I have this data representing the value of a variable Q1 along time.我有这个数据表示变量 Q1 随时间变化的值。 The time is not represented by dates, it is represented by the number of days since one event.时间不是用日期表示的,而是用自一个事件以来的天数表示。

https://www.mediafire.com/file/yfzbx67yivvvkgv/dat.xlsx/filehttps://www.mediafire.com/file/yfzbx67yivvvkgv/dat.xlsx/file

I'm trying to plot the mean value of Q1along time, like in here我正在尝试 plot Q1along 时间的平均值,就像在这里

Plotting average of multiple variables in time-series using ggplot 使用 ggplot 在时间序列中绘制多个变量的平均值

I'm using this code我正在使用此代码

 library(Hmisc)
    ggplot(dat,aes(x=days,y=Q1,colour=type,group=type)) +
      stat_summary(fun.data = "mean_cl_boot", geom = "smooth")

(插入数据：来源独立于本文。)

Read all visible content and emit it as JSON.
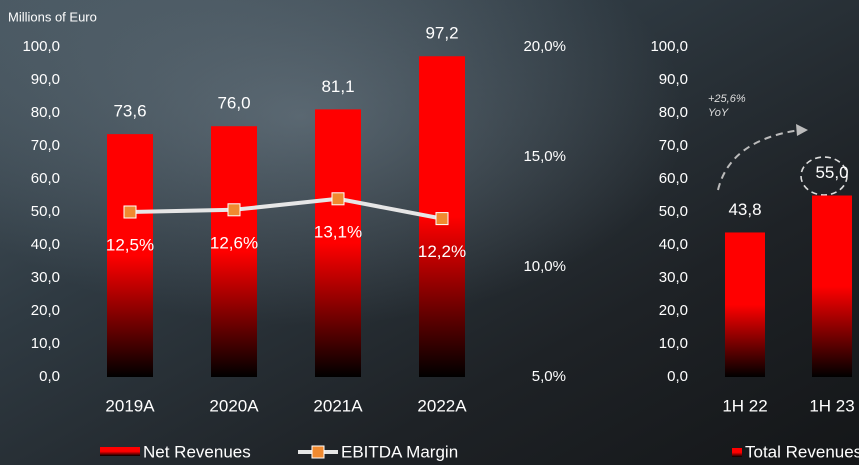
{
  "chart_data": [
    {
      "type": "bar",
      "ylabel": "Millions of Euro",
      "categories": [
        "2019A",
        "2020A",
        "2021A",
        "2022A"
      ],
      "series": [
        {
          "name": "Net Revenues",
          "type": "bar",
          "color": "#ff0000",
          "values": [
            73.6,
            76.0,
            81.1,
            97.2
          ],
          "value_labels": [
            "73,6",
            "76,0",
            "81,1",
            "97,2"
          ]
        },
        {
          "name": "EBITDA Margin",
          "type": "line",
          "axis": "y2",
          "color": "#e6e6e6",
          "marker_color": "#f08a30",
          "values": [
            12.5,
            12.6,
            13.1,
            12.2
          ],
          "value_labels": [
            "12,5%",
            "12,6%",
            "13,1%",
            "12,2%"
          ]
        }
      ],
      "ylim": [
        0,
        100
      ],
      "yticks": [
        {
          "value": 0,
          "label": "0,0"
        },
        {
          "value": 10,
          "label": "10,0"
        },
        {
          "value": 20,
          "label": "20,0"
        },
        {
          "value": 30,
          "label": "30,0"
        },
        {
          "value": 40,
          "label": "40,0"
        },
        {
          "value": 50,
          "label": "50,0"
        },
        {
          "value": 60,
          "label": "60,0"
        },
        {
          "value": 70,
          "label": "70,0"
        },
        {
          "value": 80,
          "label": "80,0"
        },
        {
          "value": 90,
          "label": "90,0"
        },
        {
          "value": 100,
          "label": "100,0"
        }
      ],
      "y2lim": [
        5,
        20
      ],
      "y2ticks": [
        {
          "value": 5,
          "label": "5,0%"
        },
        {
          "value": 10,
          "label": "10,0%"
        },
        {
          "value": 15,
          "label": "15,0%"
        },
        {
          "value": 20,
          "label": "20,0%"
        }
      ],
      "grid": false
    },
    {
      "type": "bar",
      "categories": [
        "1H 22",
        "1H 23"
      ],
      "series": [
        {
          "name": "Total Revenues",
          "type": "bar",
          "color": "#ff0000",
          "values": [
            43.8,
            55.0
          ],
          "value_labels": [
            "43,8",
            "55,0"
          ]
        }
      ],
      "annotations": [
        "+25,6%",
        "YoY"
      ],
      "ylim": [
        0,
        100
      ],
      "yticks": [
        {
          "value": 0,
          "label": "0,0"
        },
        {
          "value": 10,
          "label": "10,0"
        },
        {
          "value": 20,
          "label": "20,0"
        },
        {
          "value": 30,
          "label": "30,0"
        },
        {
          "value": 40,
          "label": "40,0"
        },
        {
          "value": 50,
          "label": "50,0"
        },
        {
          "value": 60,
          "label": "60,0"
        },
        {
          "value": 70,
          "label": "70,0"
        },
        {
          "value": 80,
          "label": "80,0"
        },
        {
          "value": 90,
          "label": "90,0"
        },
        {
          "value": 100,
          "label": "100,0"
        }
      ],
      "grid": false
    }
  ]
}
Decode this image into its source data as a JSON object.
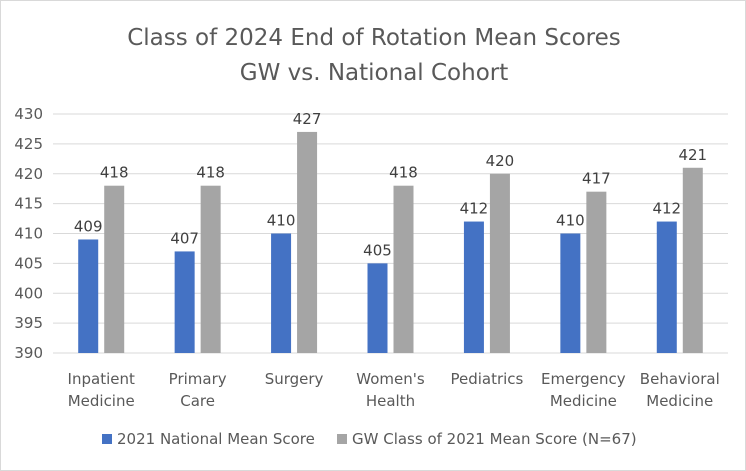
{
  "chart_data": {
    "type": "bar",
    "title": [
      "Class of 2024 End of Rotation Mean Scores",
      "GW vs. National Cohort"
    ],
    "categories": [
      [
        "Inpatient",
        "Medicine"
      ],
      [
        "Primary",
        "Care"
      ],
      [
        "Surgery"
      ],
      [
        "Women's",
        "Health"
      ],
      [
        "Pediatrics"
      ],
      [
        "Emergency",
        "Medicine"
      ],
      [
        "Behavioral",
        "Medicine"
      ]
    ],
    "series": [
      {
        "name": "2021 National Mean Score",
        "color": "#4472c4",
        "values": [
          409,
          407,
          410,
          405,
          412,
          410,
          412
        ]
      },
      {
        "name": "GW Class of 2021 Mean Score (N=67)",
        "color": "#a5a5a5",
        "values": [
          418,
          418,
          427,
          418,
          420,
          417,
          421
        ]
      }
    ],
    "ylim": [
      390,
      430
    ],
    "yticks": [
      390,
      395,
      400,
      405,
      410,
      415,
      420,
      425,
      430
    ],
    "grid": true,
    "legend": "bottom",
    "data_labels": true
  }
}
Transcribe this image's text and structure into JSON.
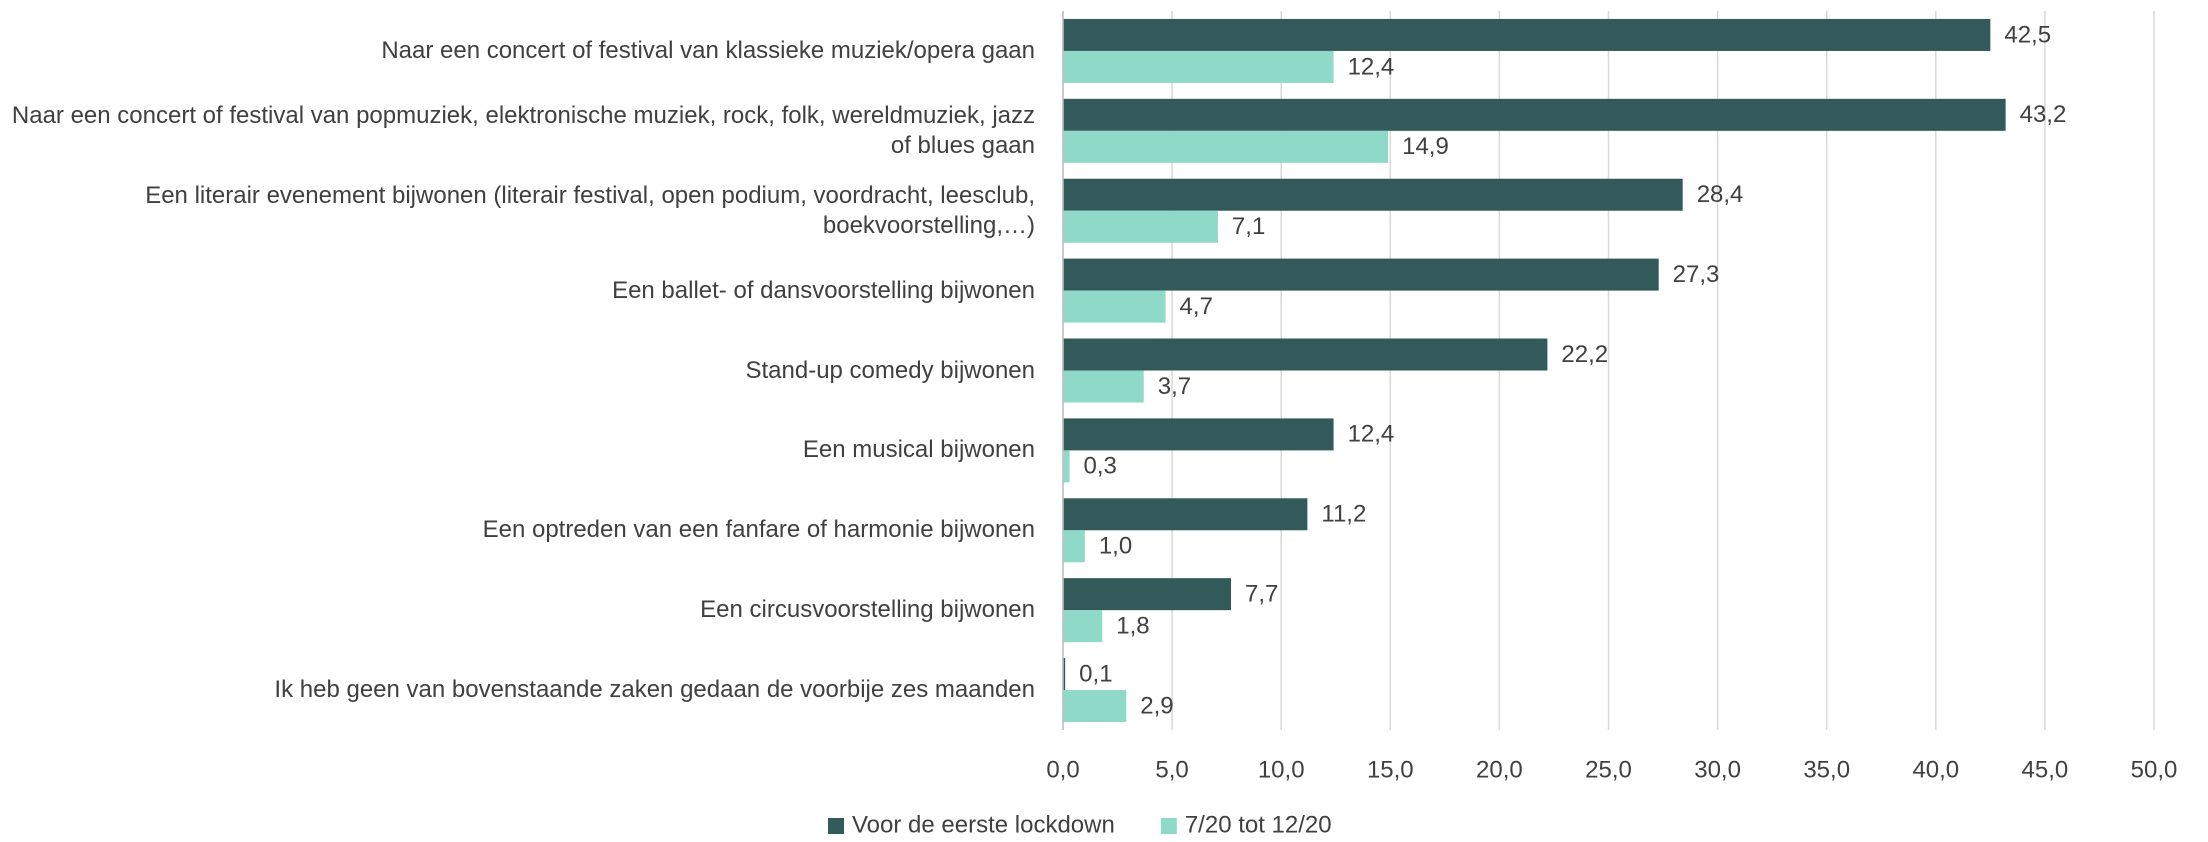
{
  "chart_data": {
    "type": "hbar",
    "categories": [
      "Naar een concert of festival van klassieke muziek/opera gaan",
      "Naar een concert of festival van popmuziek, elektronische muziek, rock, folk, wereldmuziek, jazz of blues gaan",
      "Een literair evenement bijwonen (literair festival, open podium, voordracht, leesclub, boekvoorstelling,…)",
      "Een ballet- of dansvoorstelling bijwonen",
      "Stand-up comedy bijwonen",
      "Een musical bijwonen",
      "Een optreden van een fanfare of harmonie bijwonen",
      "Een circusvoorstelling bijwonen",
      "Ik heb geen van bovenstaande zaken gedaan de voorbije zes maanden"
    ],
    "series": [
      {
        "name": "Voor de eerste lockdown",
        "color": "#335a5a",
        "values": [
          42.5,
          43.2,
          28.4,
          27.3,
          22.2,
          12.4,
          11.2,
          7.7,
          0.1
        ],
        "value_labels": [
          "42,5",
          "43,2",
          "28,4",
          "27,3",
          "22,2",
          "12,4",
          "11,2",
          "7,7",
          "0,1"
        ]
      },
      {
        "name": "7/20 tot 12/20",
        "color": "#8fd9c8",
        "values": [
          12.4,
          14.9,
          7.1,
          4.7,
          3.7,
          0.3,
          1.0,
          1.8,
          2.9
        ],
        "value_labels": [
          "12,4",
          "14,9",
          "7,1",
          "4,7",
          "3,7",
          "0,3",
          "1,0",
          "1,8",
          "2,9"
        ]
      }
    ],
    "xlim": [
      0,
      50
    ],
    "xticks": [
      {
        "value": 0,
        "label": "0,0"
      },
      {
        "value": 5,
        "label": "5,0"
      },
      {
        "value": 10,
        "label": "10,0"
      },
      {
        "value": 15,
        "label": "15,0"
      },
      {
        "value": 20,
        "label": "20,0"
      },
      {
        "value": 25,
        "label": "25,0"
      },
      {
        "value": 30,
        "label": "30,0"
      },
      {
        "value": 35,
        "label": "35,0"
      },
      {
        "value": 40,
        "label": "40,0"
      },
      {
        "value": 45,
        "label": "45,0"
      },
      {
        "value": 50,
        "label": "50,0"
      }
    ],
    "grid": true,
    "legend": "bottom"
  }
}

Besides the code, which does not appear to work with the new ggplot2 version, you also have the problem that your data is not really suited for that kind of plot.除了似乎不适用于新ggplot2版本的代码之外,您还有一个问题,即您的数据并不真正适合那种 plot。 This code achieves what you wanted to do:此代码实现了您想要做的事情:

dat <- rio::import("dat.xlsx")

library(ggplot2)
library(dplyr)dat %>% 
  ggplot(aes(x = days, y = Q1, colour = type, group = type)) +
  geom_smooth(stat = 'summary', fun.data = mean_cl_boot)

But the plot doesn't really tell you anything, simply because there aren't enough values in your data.但是 plot 并没有真正告诉您任何事情,仅仅是因为您的数据中没有足够的值。 Most often there seems to be only one value per day, the vales jump quickly up and down, and the gaps between days are sometimes quite big.大多数情况下,每天似乎只有一个值,谷值快速上下跳跃,有时天之间的差距很大。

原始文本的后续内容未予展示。